Let the Wind Blow
A quelle sorte d’objet cinématographique pouvait donner naissance un réalisateur qui, après avoir fait ses premières armes dans les studios de Bollywood, avait complété sa formation par un passage à la Femis ? Difficile d’imaginer deux univers plus dissemblables. Pas de mauvaise surprise au rendez-vous, Partho Sen Gupta nous livre un premier film ambitieux, mais surtout réussi.
Let the Wind Blow n’est ni un film de Bollywood, ni un film nombriliste. Le réalisateur Gupta centre son film sur Arjun, mais ce n’est que pour mieux le placer dans le cadre social, économique et géopolitique de l’Inde actuelle.
Arjun vit seul avec sa mère à Bombay et est à cheval entre deux mondes. Le jour, il suit sans conviction des cours à l’université.

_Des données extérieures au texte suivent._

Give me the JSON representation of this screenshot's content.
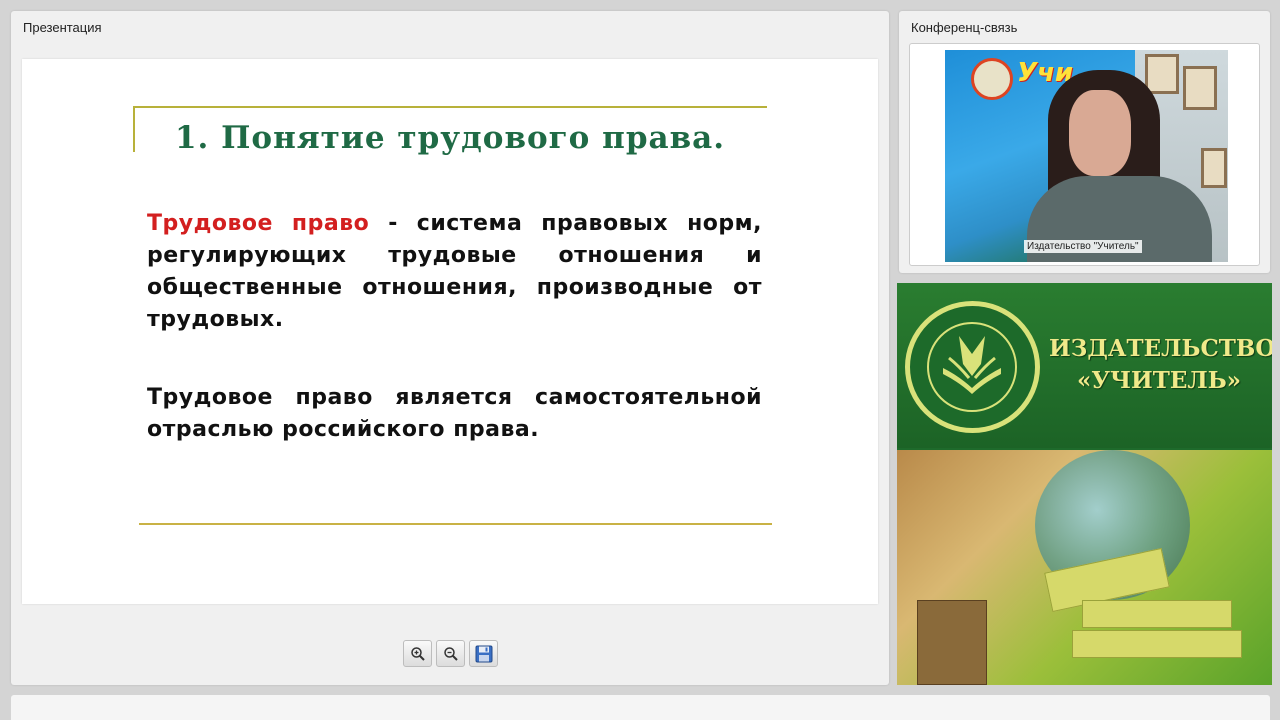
{
  "presentation": {
    "panel_title": "Презентация",
    "slide": {
      "title": "1. Понятие трудового права.",
      "paragraph1_term": "Трудовое право",
      "paragraph1_rest": " - система правовых норм, регулирующих трудовые отношения и общественные отношения, производные от трудовых.",
      "paragraph2": "Трудовое право является самостоятельной отраслью российского права."
    },
    "toolbar": [
      {
        "name": "zoom-in-button",
        "icon": "zoom-in-icon"
      },
      {
        "name": "zoom-out-button",
        "icon": "zoom-out-icon"
      },
      {
        "name": "save-button",
        "icon": "floppy-disk-icon"
      }
    ]
  },
  "conference": {
    "panel_title": "Конференц-связь",
    "video_caption": "Издательство \"Учитель\"",
    "banner_word": "Учи"
  },
  "publisher": {
    "line1": "ИЗДАТЕЛЬСТВО",
    "line2": "«УЧИТЕЛЬ»"
  },
  "colors": {
    "title_green": "#1f6a45",
    "term_red": "#d31f1f",
    "banner_green": "#1e6a2b",
    "banner_text": "#f0e98a"
  }
}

Son intérêt réside principalement dans les charmes d’une (très) ravissante étudiante, Salma, appartenant à la bonne société musulmane de Bombay. Le soir, il déambule dans Bombay avec ses amis qui sont pour la plupart sans emploi. Frères indiens des "hittistes" [1] du Maghreb, ils maudissent le ciel de leur funeste destin.
Un seul refuse cette situation. Chabia le mécanicien croit en la possibilité de changer son destin, et veut lui aussi goûter aux joies du matérialisme comme la jeunesse dorée de Bombay. D’autant plus qu’il pourrait ainsi conserver sa petite amie, danseuse.

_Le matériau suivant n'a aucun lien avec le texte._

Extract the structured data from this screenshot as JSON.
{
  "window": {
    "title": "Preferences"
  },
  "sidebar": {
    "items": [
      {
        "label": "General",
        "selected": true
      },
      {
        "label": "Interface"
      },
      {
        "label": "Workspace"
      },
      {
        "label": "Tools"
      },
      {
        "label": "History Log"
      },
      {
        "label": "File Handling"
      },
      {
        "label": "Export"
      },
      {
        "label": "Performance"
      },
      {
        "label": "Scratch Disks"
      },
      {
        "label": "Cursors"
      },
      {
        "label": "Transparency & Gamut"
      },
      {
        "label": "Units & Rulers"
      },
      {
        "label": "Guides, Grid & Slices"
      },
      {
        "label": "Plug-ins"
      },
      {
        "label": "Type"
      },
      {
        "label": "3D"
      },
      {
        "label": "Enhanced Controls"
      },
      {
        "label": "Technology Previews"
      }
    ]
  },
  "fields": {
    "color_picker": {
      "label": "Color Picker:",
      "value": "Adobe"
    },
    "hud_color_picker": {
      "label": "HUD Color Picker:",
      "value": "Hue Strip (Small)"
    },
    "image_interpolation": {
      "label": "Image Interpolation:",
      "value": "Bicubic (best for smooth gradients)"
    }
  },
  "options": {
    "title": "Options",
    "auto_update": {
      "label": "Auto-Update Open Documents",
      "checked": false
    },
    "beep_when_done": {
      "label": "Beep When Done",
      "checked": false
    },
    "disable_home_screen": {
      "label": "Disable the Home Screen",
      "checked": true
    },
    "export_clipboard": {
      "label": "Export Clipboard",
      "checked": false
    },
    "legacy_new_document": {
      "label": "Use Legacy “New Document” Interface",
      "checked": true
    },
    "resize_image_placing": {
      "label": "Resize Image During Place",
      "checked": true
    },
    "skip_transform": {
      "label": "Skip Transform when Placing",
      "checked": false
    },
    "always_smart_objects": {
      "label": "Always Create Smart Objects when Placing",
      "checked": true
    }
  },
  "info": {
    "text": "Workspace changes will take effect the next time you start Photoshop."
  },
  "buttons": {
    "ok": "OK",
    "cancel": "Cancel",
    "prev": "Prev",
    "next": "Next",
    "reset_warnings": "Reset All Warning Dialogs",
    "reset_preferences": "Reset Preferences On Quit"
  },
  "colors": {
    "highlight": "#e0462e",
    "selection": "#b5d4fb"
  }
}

Leur ami qui, casquette américaine vissée sur le crâne, revient des pays du Golfe où il a "sué sous le burnous" symbolise la réussite. Signe de sa nouvelle opulence, il distribue à ses amis des paquets de cigarettes, mais attention pas n’importe lesquelles, des américaines. Des images et des symboles qui nous ramènent à l’époque de l’après-guerre en Europe. Il n’est finalement pas surprenant que ces jeunes de Bombay aient des faux airs de vitelloni felliniens.
Salma est à la fois une déesse qui semble inaccessible, mais également une ouverture sur un monde différent, des valeurs différentes. Elle n’a pas les mêmes contraintes matérielles que lui, elle possède une voiture et lui un scooter. Grâce à elle, même si c’est fortuitement il s’essaye à l’art dramatique, domaine où il se découvre des prédispositions.

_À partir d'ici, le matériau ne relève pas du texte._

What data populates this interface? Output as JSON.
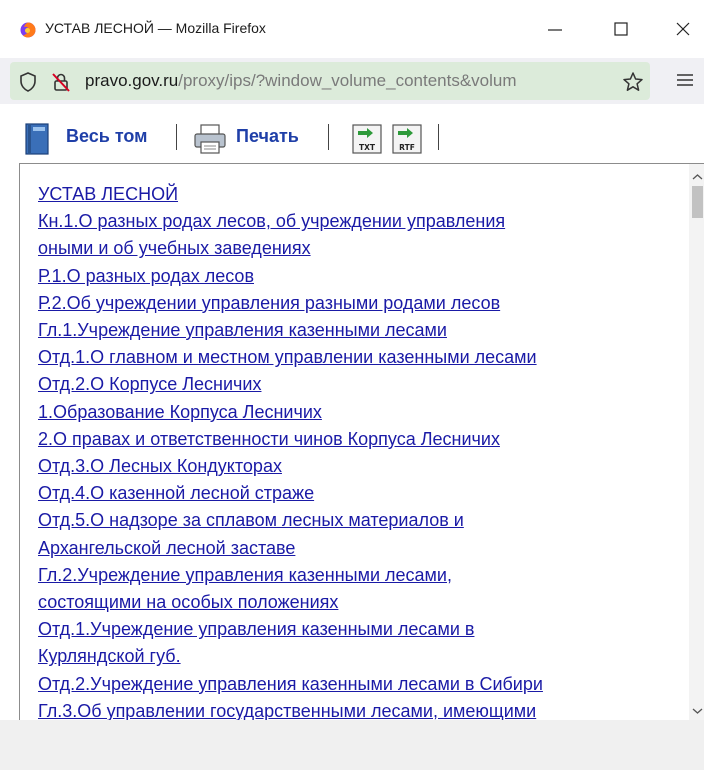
{
  "window": {
    "title": "УСТАВ ЛЕСНОЙ — Mozilla Firefox",
    "icon": "firefox-logo-icon"
  },
  "address_bar": {
    "host": "pravo.gov.ru",
    "path": "/proxy/ips/?window_volume_contents&volum",
    "icons": [
      "shield-icon",
      "connection-not-secure-icon",
      "bookmark-star-icon",
      "hamburger-menu-icon"
    ]
  },
  "page_toolbar": {
    "whole_volume_label": "Весь том",
    "print_label": "Печать",
    "txt_label": "TXT",
    "rtf_label": "RTF"
  },
  "contents_links": [
    "УСТАВ ЛЕСНОЙ",
    "Кн.1.О разных родах лесов, об учреждении управления",
    "оными и об учебных заведениях",
    "Р.1.О разных родах лесов",
    "Р.2.Об учреждении управления разными родами лесов",
    "Гл.1.Учреждение управления казенными лесами",
    "Отд.1.О главном и местном управлении казенными лесами",
    "Отд.2.О Корпусе Лесничих",
    "1.Образование Корпуса Лесничих",
    "2.О правах и ответственности чинов Корпуса Лесничих",
    "Отд.3.О Лесных Кондукторах",
    "Отд.4.О казенной лесной страже",
    "Отд.5.О надзоре за сплавом лесных материалов и",
    "Архангельской лесной заставе",
    "Гл.2.Учреждение управления казенными лесами,",
    "состоящими на особых положениях",
    "Отд.1.Учреждение управления казенными лесами в",
    "Курляндской губ.",
    "Отд.2.Учреждение управления казенными лесами в Сибири",
    "Гл.3.Об управлении государственными лесами, имеющими"
  ],
  "colors": {
    "link": "#1a1aa6",
    "toolbar_text": "#1f3fa8",
    "urlbar_bg": "#dcebda"
  }
}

Ballotté entre ces deux pôles, Arjun ne s’engage pas, il se laisse porter par les événements. Quand des discussions s’engagent sur le Cachemire, il semble toujours sur le point d’exprimer son point de vue, sans doute opposé à ceux exposés, mais toujours il s’arrête au bord de ses lèvres.
Ce comportement velléitaire tranche avec celui de la génération de ses parents et de ses grands parents. Lors de la partition de l’empire des Indes entre l’Inde et le Pakistan, la grand-mère de Salma a préféré rester à Bombay plutôt que de partir comme le reste sa famille au pays des purs. La mère d’Arjun s’escrime au travail pour qu’il puisse faire des études.
Par-delà la vie quotidienne d’Arjun, Salma et Chabia, de la télévision sourd les menaces (affrontement Pakistan/Inde, Georges Bush...) qui rôdent sur le film.
Sur le plan de la forme "le Vent" montre que le numérique n’est pas synonyme d’image crasse et floutée. Il s’agit d’une des plus belles utilisations du numérique qu’il m’a été donné de voir cette année. Les scènes tournées dans Bombay lorsque l’on suit Arjun dans ses escapades nocturnes sont parmi les plus belles du film.
L’image a été retravaillée afin faire prédominer les tons chauds. L’atmosphère du film est également créée par l’omniprésence de la musique, qui, on le sait désormais, est partie intégrante de la vie quotidienne. Let the Wind Blow ne contient aucune scène chantée et/ou dansée, mais est continuellement baigné par la musique d’ambiance. La ponctuation de certaines scènes par la musique originale du film apparaît même superflue.
Prends ton destin en main, exprime toi ou d’autres s’en chargeront à ta place, et peut être pas pour le meilleur des mondes, avertit le réalisateur.
Let the Wind Blow a été diffusé au cours du 26ème Festival des 3 Continents à Nantes.
Site officiel : http://www.letthewindblow.com
[1] Hittiste : nom dérivé du mot algérois "hit" qui signifie mur et désigne les jeunes qui n’ont pas d’autre activité précise dans la société que de s’adosser à un mur. Il existe une version marxiste, tendance Harpo, qui elle soutenait vraiment les murs (cf. Une nuit à Casablanca).